If, during the Term, Operator offers any of its customers transporting Product from the [location] to the [location] or to the [location] terminals or [location] Pipeline System, other than Customer, a tariff lower than the applicable Tariff for volumes, services and delivery points equivalent to those under this Agreement, then the applicable lower tariff shall automatically apply to the applicable portion of Customer’s affected volumes. If such a reduction becomes effective for Product delivered pursuant to this Agreement, then Customer’s Minimum Annual Revenue will be adjusted accordingly. Additionally, if after the Service Commencement Date and during the

Term, the Operator Parties publish a tariff from [location] to [location] terminal, and such tariff, when combined with a published tariff from [location] to [location], is less than the Operator Parties' Tariffs from the [location] to [location] terminal, Customer’s tariff from the [location] to Customer’s [location] terminal shall be adjusted to equal the lower tariff.

From a specialty TV station distribution agreement:

The Service will be treated no less favorably in marketing, advertising and promotional activities than any other [category] service offered to Distributor Subscribers by Affiliate; provided that Affiliate shall be deemed to have complied with this requirement if it implements substantially similar activities on behalf of the Service as on behalf of such other [category] service(s).

Best Price

Seller warrants that the prices for the Supplies sold to Buyer are no less favorable than those that Seller currently extends to all third parties for the same or similar Supplies at similar locations under substantially similar Terms and in similar quantities. If Seller reduces its prices to third parties for the same or similar Supplies at similar locations under substantially similar Terms during the term of the Order for the Supplies, Seller shall correspondingly reduce the prices charged to Buyer.

8.1. Most Favored Customer.

8.1.1. Seller agrees to treat Buyer at least as well as its most favored customers. Seller agrees that the prices, warranties, benefits and other material terms being provided hereunder and to be provided hereafter are and shall be equivalent to or better than the terms being offered by Seller to its current and future customers; provided, however, Seller may offer other customers volume discounts in accordance with the volume discounts offered to Buyer. This obligation requires Seller to provide Buyer with at least pari passu treatment with other customers (i) as to quantity of Products made available to Satcon in a shortage situation and (ii) as to the Purchase Order Delivery Dates for Purchase Orders.

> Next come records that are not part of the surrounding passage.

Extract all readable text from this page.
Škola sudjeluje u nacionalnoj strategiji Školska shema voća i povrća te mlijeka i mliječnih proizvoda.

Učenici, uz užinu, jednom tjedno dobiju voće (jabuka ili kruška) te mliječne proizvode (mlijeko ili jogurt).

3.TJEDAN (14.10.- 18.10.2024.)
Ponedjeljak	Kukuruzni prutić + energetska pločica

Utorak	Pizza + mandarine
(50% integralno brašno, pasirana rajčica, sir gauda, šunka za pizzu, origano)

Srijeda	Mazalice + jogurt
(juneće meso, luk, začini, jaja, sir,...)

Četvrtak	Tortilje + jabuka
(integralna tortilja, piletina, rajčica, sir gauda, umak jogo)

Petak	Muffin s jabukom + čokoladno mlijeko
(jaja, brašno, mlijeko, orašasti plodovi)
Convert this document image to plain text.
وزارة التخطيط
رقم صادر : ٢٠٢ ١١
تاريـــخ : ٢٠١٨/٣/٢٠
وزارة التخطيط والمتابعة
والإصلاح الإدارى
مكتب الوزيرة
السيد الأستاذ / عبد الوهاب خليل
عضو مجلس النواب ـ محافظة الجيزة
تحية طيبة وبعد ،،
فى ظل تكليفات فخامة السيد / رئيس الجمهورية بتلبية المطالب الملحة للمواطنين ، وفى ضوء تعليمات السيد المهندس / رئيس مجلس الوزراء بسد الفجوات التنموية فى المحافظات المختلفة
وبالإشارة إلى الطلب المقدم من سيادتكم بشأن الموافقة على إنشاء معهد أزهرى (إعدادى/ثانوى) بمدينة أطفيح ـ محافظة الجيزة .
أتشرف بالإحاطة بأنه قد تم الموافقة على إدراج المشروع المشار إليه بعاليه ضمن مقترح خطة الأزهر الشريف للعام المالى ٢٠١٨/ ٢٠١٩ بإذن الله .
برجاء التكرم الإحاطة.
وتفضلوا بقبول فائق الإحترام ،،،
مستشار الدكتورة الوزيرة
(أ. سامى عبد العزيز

8.1.2. If Seller enters into an agreement with any other customer under circumstances substantially similar (as described above) to that of Buyer and if Seller provides such other customer with more favorable terms, then this Agreement shall be deemed appropriately amended to provide such terms to Buyer. Seller shall promptly provide notice thereof to Buyer and shall provide to Buyer refund or credits, if any, in an amount equal to the difference between the lower prices charged to other customer and the amount paid by Buyer from the date the lower prices went into effect with the other customers.